How One Global Restaurant Chain Pivoted on Accountability


Picture this. You’re an employee at a restaurant, part of a major global chain of restaurants. You walk into your break room and find a white board with twenty “non-negotiables” posted next to it. On the white board your boss writes the name of anyone not meeting any of these twenty rules. 

The same “calling-out” culture of performance is seen at the management level. The COO of this chain tells us a story about standing with one manager at one such board. The COO asks the manager what he’s experiencing. The manager answers: “I’m only looking to make sure my name’s not up here.”

There’s a shadow side to every model, and, in this case, our client had taken accountability to such an extreme that its people felt badgered, surveilled, and insecure about their jobs.

This competitive workplace culture had tipped into something rotten.

Results deteriorated as a slumping economy and a rise in food costs brought more pressure to this culture to perform. Leadership responded by incentivizing their people to meet “non-negotiables” with the promise of first dibs on selecting work shifts. The action backfired: creating intense competition and driving parents who need to prioritize their family schedules out of the shifts they needed.


Leadership had created a culture of activity that operated by force and mandate. Rather than engaging and fulfilling their people, their people lacked opportunities to own their roles and feel psychologically safe to feel fully human and make strides at work.
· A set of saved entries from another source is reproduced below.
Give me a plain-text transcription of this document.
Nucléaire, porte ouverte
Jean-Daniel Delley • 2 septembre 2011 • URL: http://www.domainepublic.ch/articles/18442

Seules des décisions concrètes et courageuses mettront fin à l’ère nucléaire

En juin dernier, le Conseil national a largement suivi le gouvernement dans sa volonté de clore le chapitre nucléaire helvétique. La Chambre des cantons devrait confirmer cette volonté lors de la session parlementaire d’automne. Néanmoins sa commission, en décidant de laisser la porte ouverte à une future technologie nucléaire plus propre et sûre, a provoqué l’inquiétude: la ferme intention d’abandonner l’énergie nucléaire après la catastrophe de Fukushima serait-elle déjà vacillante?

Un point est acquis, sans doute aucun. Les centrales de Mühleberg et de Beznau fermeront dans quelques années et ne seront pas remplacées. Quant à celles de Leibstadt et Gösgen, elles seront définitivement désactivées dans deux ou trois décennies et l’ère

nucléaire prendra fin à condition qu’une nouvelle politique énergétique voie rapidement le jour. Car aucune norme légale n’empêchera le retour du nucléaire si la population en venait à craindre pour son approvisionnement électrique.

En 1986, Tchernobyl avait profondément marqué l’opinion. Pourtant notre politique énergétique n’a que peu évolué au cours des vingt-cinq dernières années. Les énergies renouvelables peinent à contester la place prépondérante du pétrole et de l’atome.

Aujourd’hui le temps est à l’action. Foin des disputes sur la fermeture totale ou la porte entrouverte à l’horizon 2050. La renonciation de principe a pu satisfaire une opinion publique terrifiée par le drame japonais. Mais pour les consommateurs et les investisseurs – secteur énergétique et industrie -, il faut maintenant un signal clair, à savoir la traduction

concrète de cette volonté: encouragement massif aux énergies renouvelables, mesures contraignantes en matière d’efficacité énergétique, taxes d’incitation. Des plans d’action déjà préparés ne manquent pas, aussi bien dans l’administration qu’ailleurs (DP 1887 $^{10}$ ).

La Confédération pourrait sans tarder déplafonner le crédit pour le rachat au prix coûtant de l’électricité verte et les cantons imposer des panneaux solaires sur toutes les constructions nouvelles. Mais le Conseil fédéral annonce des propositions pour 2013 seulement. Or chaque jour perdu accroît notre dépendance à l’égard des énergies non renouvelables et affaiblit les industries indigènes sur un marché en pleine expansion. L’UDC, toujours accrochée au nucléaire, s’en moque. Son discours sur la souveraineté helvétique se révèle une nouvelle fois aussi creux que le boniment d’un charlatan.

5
A major culture overhaul had to occur at every level. But first came a hard lesson at the leadership level to move from an action-based to a results-driven culture.

Here’s what happened:

  • Leadership relaxed its iron grip by first acknowledging that the result they wanted was to uphold the unique customer connection that needed to happen at each individual restaurant.
  • The leadership team developed key results and beliefs to meet them — displacing the graphs, charts, and boards that had fostered a culture of surveillance and micromanagement. 
  • Rather than deploying regional directors as watchdogs on activity, leadership revised the regional director role to center their restaurant visits as open, feedback- based conversations and deeper-level explorations of restaurant function.
  • The disempowering, “tell me what to do” structure in the culture shifted, at every level, to an empowering “I can try this” culture.


The list of non-negotiables? This company nixed it.

Regional directors began asking restaurant managers how they solved their problems, tapping them as knowledge bearers, and sharing that knowledge across the restaurant chain.

When their competitors were hit hard by recession, this chain decreased employee attrition, strengthened employee fulfillment, and surpassed their profit goal.